First, I was recently discussing with a friend Sean Penn’s movie “Milk”, an excellent film about civil rights activist Harvey Milk. One of the points Penn’s character made again and again was that in order to advance equality for gays was (and is) to get people to realize that they know and care for someone who is gay. Once people know that anti-gay stances actually hurt real human beings, they will be less likely to cause harm to others (such as through voting against civil rights measures for gays).

And it’s true.

Watch the movie. Like I say about “Brokeback Mountain”, even people who don’t like gays can appreciate this film for its qualities as a piece of art.

Second, I’m interested to give a listen to the new stuff Dave Grohl and Krist Novoselic have in the works.

According to a report by Spin Magazine, the surviving members of Nirvana regrouped for the first time in more than a decade at a “secret” Foo Fighters show in Los Angeles on Tuesday night. Of course, being that Nirvana was officially just a trio, all that means is that Foo Fighters’ frontman Dave Grohl (pictured) was joined by original Nirvana bassist Krist Novoselic. However, the duo were also joined by Nirvana’s touring guitarist Pat Smear. Grohl, who sings and plays guitar for the Foos, played drums for Nirvana. The hugely influential group disbanded in 1994 following leader Kurt Cobain’s suicide.

To those paying close attention, Tuesday night’s reunion, while unexpected, should come as little surprise — it’s been widely reported that Grohl recently employed his old bassist’s services for a track which will appear on the new, forthcoming Foo Fighters album. That album, incidentally, is also being produced by Butch Vig, who masterminded Nirvana’s 1991 seminal breakthrough, ‘Nevermind.’

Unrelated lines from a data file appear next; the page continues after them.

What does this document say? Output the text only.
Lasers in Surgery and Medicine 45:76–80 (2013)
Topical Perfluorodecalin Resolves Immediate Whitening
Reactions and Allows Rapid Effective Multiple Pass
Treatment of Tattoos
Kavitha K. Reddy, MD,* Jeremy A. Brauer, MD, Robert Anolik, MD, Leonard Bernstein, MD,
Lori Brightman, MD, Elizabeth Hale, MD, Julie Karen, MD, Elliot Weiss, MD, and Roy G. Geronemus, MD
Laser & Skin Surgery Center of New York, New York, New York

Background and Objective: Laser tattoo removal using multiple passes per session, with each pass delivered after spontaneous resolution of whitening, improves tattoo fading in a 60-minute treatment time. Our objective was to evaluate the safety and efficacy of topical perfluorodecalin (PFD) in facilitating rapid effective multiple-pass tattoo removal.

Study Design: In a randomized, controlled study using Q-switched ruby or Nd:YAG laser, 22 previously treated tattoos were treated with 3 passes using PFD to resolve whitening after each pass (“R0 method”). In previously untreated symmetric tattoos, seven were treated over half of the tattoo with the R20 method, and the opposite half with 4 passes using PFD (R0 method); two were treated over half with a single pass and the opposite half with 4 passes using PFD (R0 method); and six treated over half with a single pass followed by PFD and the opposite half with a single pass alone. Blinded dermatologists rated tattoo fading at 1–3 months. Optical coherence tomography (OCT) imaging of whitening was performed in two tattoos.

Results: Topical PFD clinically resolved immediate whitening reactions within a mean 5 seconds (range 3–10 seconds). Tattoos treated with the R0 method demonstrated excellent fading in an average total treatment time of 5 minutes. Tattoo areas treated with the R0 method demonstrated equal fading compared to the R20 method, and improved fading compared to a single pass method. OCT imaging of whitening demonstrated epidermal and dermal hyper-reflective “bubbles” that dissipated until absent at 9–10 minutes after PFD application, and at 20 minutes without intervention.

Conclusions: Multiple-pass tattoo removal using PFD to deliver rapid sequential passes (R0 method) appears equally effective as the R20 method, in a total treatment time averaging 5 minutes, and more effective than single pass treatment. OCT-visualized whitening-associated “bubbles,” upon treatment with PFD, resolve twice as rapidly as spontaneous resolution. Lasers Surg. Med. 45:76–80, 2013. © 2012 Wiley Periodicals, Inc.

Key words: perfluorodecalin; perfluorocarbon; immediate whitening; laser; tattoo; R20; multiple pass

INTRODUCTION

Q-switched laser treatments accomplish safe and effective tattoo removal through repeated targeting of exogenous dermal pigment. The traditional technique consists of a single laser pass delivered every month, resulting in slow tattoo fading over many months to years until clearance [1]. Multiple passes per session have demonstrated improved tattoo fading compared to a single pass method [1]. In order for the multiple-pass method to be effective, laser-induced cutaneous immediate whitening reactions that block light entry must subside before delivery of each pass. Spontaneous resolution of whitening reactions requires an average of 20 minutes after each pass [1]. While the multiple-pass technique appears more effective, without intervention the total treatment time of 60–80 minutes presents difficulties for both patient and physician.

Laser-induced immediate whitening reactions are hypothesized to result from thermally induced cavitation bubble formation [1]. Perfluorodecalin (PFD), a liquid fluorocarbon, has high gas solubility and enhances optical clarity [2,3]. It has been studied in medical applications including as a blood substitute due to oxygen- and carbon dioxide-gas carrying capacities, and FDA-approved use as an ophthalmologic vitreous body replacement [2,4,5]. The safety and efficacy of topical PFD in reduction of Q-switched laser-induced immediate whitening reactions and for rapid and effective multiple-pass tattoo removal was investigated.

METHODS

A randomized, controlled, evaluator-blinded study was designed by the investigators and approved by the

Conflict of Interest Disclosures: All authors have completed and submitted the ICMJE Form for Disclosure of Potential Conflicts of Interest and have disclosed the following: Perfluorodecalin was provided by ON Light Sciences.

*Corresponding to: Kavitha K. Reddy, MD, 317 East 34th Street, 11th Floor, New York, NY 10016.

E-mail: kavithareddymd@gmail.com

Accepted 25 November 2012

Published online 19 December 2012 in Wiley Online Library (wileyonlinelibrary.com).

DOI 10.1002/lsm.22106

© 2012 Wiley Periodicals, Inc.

While the Foo Fighters used the intimate show to showcase some of their new material, the short Nirvana segment saw Novoselic and Smear join Grohl on stage to perform ‘Marigold’ — originally a b-side for the hit single ‘Heart Shaped Box,’ it’s the only original composition that Grohl contributed to Nirvana. While many celebrities were allegedly spotted in the audience, we’re guessing that Courtney Love was not one of them.

I am not, however, excited that Pat Smear is involved. He really hurt a lot of the vocals on many of Nirvana’s live songs.